Mikhail Kuzmin, a financial analyst at Investcafe, told Sputnik that the use of national currencies, instead of using the dollar, in foreign economic transactions between Russia and India could “support the ruble to a certain degree, though this measure will not seriously change the currency market.”
“The impact on the national currencies will be limited, as in order to conduct the operations Russia will have to buy the Indian currency, therefore using the ruble, and the impact on the exchange rate will not be completely positive,” Kuzmin explained.
Anna Bodrova, a senior analyst with Alpari underlined that Russia and India had well-established trade and economic ties with plans in place for them to be extended. Moreover, she commended the prevalence of business interests in stepping up trade in domestic currencies.
According to Russian Ambassador to India Alexander Kadakin, the current annual trade volume between Russia and India is about $10 billion. Trade with China, Bodrova recalled, amounts to $65.9 billion, which gives a lot of room for an expansion in the partnership, particularly with the current situation of sanctions being imposed by the West against Russia.

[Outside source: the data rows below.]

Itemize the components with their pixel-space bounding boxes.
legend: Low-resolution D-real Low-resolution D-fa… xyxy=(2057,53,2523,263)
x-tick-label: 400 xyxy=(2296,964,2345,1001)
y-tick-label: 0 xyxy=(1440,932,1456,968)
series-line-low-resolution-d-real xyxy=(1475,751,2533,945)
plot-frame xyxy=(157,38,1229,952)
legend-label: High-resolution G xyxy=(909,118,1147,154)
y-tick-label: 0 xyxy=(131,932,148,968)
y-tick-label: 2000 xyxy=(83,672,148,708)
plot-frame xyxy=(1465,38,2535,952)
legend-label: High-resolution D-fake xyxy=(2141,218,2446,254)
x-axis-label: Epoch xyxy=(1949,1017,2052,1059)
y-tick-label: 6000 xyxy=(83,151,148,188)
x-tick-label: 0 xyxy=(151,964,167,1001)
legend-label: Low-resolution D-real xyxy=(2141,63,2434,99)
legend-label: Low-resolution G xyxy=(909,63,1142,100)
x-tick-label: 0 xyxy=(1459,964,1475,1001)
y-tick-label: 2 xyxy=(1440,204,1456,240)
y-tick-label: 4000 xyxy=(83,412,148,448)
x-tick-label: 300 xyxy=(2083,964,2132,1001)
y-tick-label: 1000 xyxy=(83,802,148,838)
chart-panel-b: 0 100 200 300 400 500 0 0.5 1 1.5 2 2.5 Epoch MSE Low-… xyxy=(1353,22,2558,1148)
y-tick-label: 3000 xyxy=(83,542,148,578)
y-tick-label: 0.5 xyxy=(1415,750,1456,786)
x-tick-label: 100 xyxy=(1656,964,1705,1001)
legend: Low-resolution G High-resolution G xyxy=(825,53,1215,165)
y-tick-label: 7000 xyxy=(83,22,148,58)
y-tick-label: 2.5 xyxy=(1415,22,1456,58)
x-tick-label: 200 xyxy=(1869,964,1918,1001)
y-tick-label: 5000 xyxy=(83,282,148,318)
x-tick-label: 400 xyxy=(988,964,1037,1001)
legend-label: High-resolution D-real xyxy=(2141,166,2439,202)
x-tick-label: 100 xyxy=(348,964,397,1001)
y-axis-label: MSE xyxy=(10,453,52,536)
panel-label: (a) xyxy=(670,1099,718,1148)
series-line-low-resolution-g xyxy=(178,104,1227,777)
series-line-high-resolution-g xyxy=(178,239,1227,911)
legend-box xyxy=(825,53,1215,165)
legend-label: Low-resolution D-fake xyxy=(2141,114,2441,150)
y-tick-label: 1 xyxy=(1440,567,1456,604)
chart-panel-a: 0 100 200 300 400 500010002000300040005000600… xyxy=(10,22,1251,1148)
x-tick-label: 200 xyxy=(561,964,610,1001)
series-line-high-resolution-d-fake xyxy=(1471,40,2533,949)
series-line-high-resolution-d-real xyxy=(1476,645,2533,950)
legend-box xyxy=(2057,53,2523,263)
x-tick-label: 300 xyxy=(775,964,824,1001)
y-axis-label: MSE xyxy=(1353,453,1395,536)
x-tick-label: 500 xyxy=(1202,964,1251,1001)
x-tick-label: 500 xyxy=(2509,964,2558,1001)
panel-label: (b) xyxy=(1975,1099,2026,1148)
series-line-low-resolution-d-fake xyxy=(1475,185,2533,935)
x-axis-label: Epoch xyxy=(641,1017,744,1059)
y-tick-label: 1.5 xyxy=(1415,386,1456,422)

“By elaborating the scheme of direct rupee-ruble transactions, the sides are laying the ground for further work. The success of the initiative demands consent on both sides, as well as currency swap agreements,” Bodrova said, adding that rupee-ruble transactions will have little pressure on the dollar as it takes a long time to shift to national currency transactions.
“I also argued in my book, Geopolitical Economy that since 1971 the US dollar has only retained its international role because of the extremely high volume of international dollar denominated capital flows such speculation creates,” Desai said.
In November, Russian President Vladimir Putin said that Russia planned to quit the “dollar dictatorship” in global trade and begin to increase the use of other national currencies.